We designed and published a Xilinx Spartan 6 based FPGA development board a few months ago and gave away a few bare PCBs as well. Since we didn’t have plans to make it a sellable product, it was sidelined for a while. But many readers did like the board and wanted to know if we are planning to test the board, make it working and if possible sell through Numato store. Although not sure about selling yet, we took the board and spent some time on it to see if we could make it work. After sitting in front of the computer three days in a row, we were able to get most of the board working. here is the current status.
- PIC32MX 32 bit PIC microcontroller – Tested, working fine. Running at 80MHz
- SPI Flash (Atmel Dataflash) – Tested, working fine.
- XC6LX9 Spartan 6 FPGA – Tested, working fine.
- JTAG – Tested, working fine (Thanks to Ginpbs who tested the JTAG part(with a Bus Pirate?))
- DDR DRAM – Not tested, volunteers more than welcome to help
So most of the board works great except SDRAM which is not tested y et. We ported the Elbert configuration utility to make it work with Spartan 6. Though the board generally works fine, there were a few minor mistakes in the schematics design. Here is the list of mistakes we uncovered so far.
- FPGA’s SUSPEND pin left unconnected
- FPGA’s mode pin M0 connected to PIC32’s Vbuson pin which is a dedicated pin and unavailable as a GPIO when USB peripheral is enabled.

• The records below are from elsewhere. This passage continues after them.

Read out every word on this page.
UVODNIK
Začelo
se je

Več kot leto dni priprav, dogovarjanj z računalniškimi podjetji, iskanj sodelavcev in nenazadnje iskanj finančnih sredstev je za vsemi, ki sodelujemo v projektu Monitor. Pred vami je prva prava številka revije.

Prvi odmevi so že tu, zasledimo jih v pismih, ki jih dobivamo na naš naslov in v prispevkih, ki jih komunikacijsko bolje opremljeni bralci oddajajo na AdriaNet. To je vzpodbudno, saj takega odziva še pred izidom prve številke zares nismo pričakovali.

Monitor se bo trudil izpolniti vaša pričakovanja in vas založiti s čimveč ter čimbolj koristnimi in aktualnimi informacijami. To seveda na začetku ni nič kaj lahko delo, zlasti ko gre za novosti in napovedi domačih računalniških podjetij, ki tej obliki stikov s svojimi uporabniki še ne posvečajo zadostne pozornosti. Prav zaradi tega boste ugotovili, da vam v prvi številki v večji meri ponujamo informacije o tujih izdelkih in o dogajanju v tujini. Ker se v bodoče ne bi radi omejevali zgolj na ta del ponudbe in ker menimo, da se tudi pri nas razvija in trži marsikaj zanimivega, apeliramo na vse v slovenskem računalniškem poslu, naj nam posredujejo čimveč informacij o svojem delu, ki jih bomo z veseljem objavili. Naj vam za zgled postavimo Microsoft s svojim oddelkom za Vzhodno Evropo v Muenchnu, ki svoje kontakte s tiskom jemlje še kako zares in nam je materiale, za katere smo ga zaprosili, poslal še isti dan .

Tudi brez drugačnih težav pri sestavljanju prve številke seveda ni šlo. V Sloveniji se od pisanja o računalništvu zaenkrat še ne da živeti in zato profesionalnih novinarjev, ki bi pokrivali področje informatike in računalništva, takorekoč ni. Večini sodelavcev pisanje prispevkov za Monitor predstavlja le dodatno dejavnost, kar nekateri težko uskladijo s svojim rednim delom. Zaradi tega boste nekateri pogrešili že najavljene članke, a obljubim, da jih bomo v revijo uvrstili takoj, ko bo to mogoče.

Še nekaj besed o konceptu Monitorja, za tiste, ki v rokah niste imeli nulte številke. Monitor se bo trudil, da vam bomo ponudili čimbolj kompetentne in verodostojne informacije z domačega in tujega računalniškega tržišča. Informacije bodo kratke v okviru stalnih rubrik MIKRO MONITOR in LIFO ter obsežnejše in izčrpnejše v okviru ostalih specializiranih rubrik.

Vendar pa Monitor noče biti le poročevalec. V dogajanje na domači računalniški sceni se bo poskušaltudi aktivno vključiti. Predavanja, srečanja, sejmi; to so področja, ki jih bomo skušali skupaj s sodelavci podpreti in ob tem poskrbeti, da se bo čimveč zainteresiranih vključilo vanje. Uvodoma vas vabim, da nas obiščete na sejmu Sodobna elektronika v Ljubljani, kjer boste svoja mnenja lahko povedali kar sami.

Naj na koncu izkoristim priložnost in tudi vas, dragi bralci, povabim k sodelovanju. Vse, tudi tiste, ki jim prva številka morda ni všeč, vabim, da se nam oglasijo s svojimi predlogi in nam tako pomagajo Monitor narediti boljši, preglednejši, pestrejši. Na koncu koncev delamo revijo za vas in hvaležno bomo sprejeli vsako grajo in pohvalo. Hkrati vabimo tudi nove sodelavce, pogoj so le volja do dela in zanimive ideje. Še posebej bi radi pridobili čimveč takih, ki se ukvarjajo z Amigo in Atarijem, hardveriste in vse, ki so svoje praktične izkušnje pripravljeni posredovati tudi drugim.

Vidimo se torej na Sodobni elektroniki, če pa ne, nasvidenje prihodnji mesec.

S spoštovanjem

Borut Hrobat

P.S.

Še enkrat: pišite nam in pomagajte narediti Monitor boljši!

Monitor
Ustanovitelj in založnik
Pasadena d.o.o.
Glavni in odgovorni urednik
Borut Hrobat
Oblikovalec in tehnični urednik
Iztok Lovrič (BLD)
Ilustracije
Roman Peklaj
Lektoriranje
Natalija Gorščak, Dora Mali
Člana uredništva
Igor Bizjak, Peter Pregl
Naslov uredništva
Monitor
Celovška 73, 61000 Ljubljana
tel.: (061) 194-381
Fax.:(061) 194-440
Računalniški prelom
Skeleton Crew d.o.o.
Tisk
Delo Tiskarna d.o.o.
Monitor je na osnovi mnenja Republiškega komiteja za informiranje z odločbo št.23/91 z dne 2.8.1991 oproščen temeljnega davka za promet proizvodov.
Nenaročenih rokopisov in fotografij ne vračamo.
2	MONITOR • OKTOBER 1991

- FPGA’s DONE signal connected to PIC32’s USBID pin which is a dedicated pin and unavailable as a GPIO when USB peripheral is enabled.

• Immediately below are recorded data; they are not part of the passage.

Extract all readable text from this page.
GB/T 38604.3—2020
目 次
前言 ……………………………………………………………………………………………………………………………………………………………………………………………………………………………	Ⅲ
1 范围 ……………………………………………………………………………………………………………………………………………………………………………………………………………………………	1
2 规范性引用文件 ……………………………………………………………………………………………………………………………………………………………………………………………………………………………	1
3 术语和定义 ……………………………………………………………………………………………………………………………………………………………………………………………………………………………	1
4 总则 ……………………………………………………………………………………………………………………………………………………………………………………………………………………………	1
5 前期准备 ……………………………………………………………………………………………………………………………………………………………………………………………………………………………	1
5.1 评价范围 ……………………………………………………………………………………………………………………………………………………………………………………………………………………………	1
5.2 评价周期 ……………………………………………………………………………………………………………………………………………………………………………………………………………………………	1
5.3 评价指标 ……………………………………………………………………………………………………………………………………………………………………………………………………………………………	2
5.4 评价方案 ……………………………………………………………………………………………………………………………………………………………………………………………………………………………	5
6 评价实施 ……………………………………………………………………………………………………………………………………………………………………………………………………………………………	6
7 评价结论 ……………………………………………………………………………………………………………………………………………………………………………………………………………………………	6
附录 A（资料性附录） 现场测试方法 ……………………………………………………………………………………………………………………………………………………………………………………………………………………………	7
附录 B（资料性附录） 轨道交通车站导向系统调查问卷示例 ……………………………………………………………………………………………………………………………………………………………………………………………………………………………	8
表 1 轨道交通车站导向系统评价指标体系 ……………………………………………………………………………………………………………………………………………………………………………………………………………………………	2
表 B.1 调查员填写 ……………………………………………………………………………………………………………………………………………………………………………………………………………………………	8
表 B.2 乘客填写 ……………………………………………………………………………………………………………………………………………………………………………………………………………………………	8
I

Despite some suggestions that the FPGA won’t configure without the SUSPEND pin tied to ground, the Spartan 6 configured without any trouble. There may be corner cases where this can fail, but we haven’t seen any configuration failures so far. We solved rest of the issues by hardwiring M0 and ignoring DONE signal (DONE signal is not critical unless you need a confirmation that the configuration is complete. We look at the FPGA’s IO pins to check if it is running fine!)
Here is a couple pictures of the board hooked up and generating a low frequency square wave.
Hopefully in the near future, we may be able to redesign this board to make it production ready and have it available in the store. Now available in store (slightly different version).